8 settembre '43. La storia degli ufficiali Lillo e Salvatore, di stanza in Grecia, che dopo l'armistizio sono diventati prigionieri dei tedeschi. Nessun ritorno a casa per loro

  • 8 settembre 2017

Una fotografia autentica dei Militari Italiani Internati

8 settembre 1943. La Sicilia, dopo lo sbarco sulle sue coste, è stata invasa dagli Angloamericani: in un certo senso la guerra sta finendo per i siciliani.

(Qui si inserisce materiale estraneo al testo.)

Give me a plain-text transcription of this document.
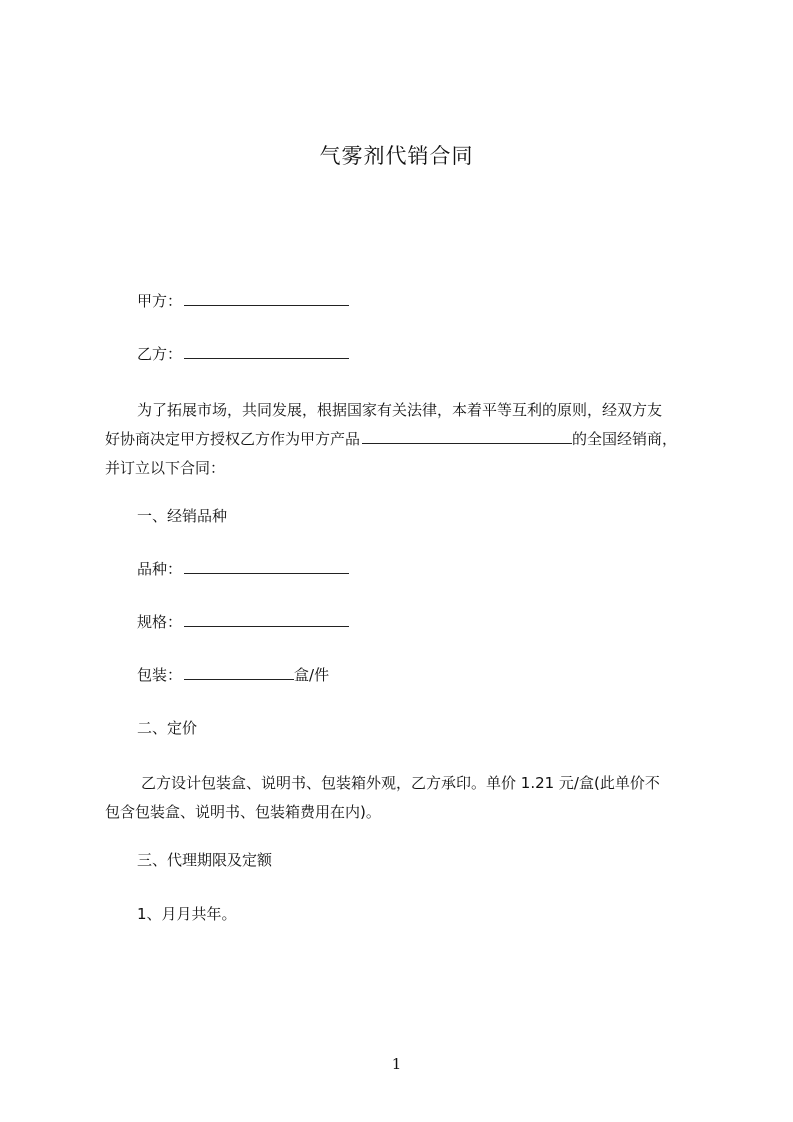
气雾剂代销合同
甲方：
乙方：
为了拓展市场，共同发展，根据国家有关法律，本着平等互利的原则，经双方友
好协商决定甲方授权乙方作为甲方产品	的全国经销商，
并订立以下合同：
一、经销品种
品种：
规格：
包装：	盒/件
二、定价
乙方设计包装盒、说明书、包装箱外观，乙方承印。单价 1.21 元/盒(此单价不
包含包装盒、说明书、包装箱费用在内)。
三、代理期限及定额
1、月月共年。
1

Rimangono sempre condizioni di vita disumane dovute al periodo bellico, i bombardamenti sono cessati, però la fame è sempre presente. Dopo l’armistizio con la resa dell’Italia si aspetta il rimpatrio dei nostri combattenti, il ritorno dei figli a casa.

L'otto settembre del 1943, Lillo è a Creta e come ogni sera è a cena con l’alleato tedesco. In sottofondo c’è la radio che diffonde le notizie prima in italiano e poi in tedesco. Quel giorno sentono la notizia dell’armistizio. La prima reazione è di non fare niente, mangiare velocemente e raggiungere gli alloggi per andare a prendere notizie e vedere se ci sono ordini. Non ce ne sono. Quella notte si dorme poco e niente. Si sta in attesa, senza sapere cosa fare.

L’indomani, Lillo sale per la prima volta della sua vita su una moto per attraversare l’isola verso il comando per capire cosa deve fare. Non trova nessuno. Ritorna subito dai suoi uomini, che l’aspettano con ansia. I tedeschi sono diventati nemici.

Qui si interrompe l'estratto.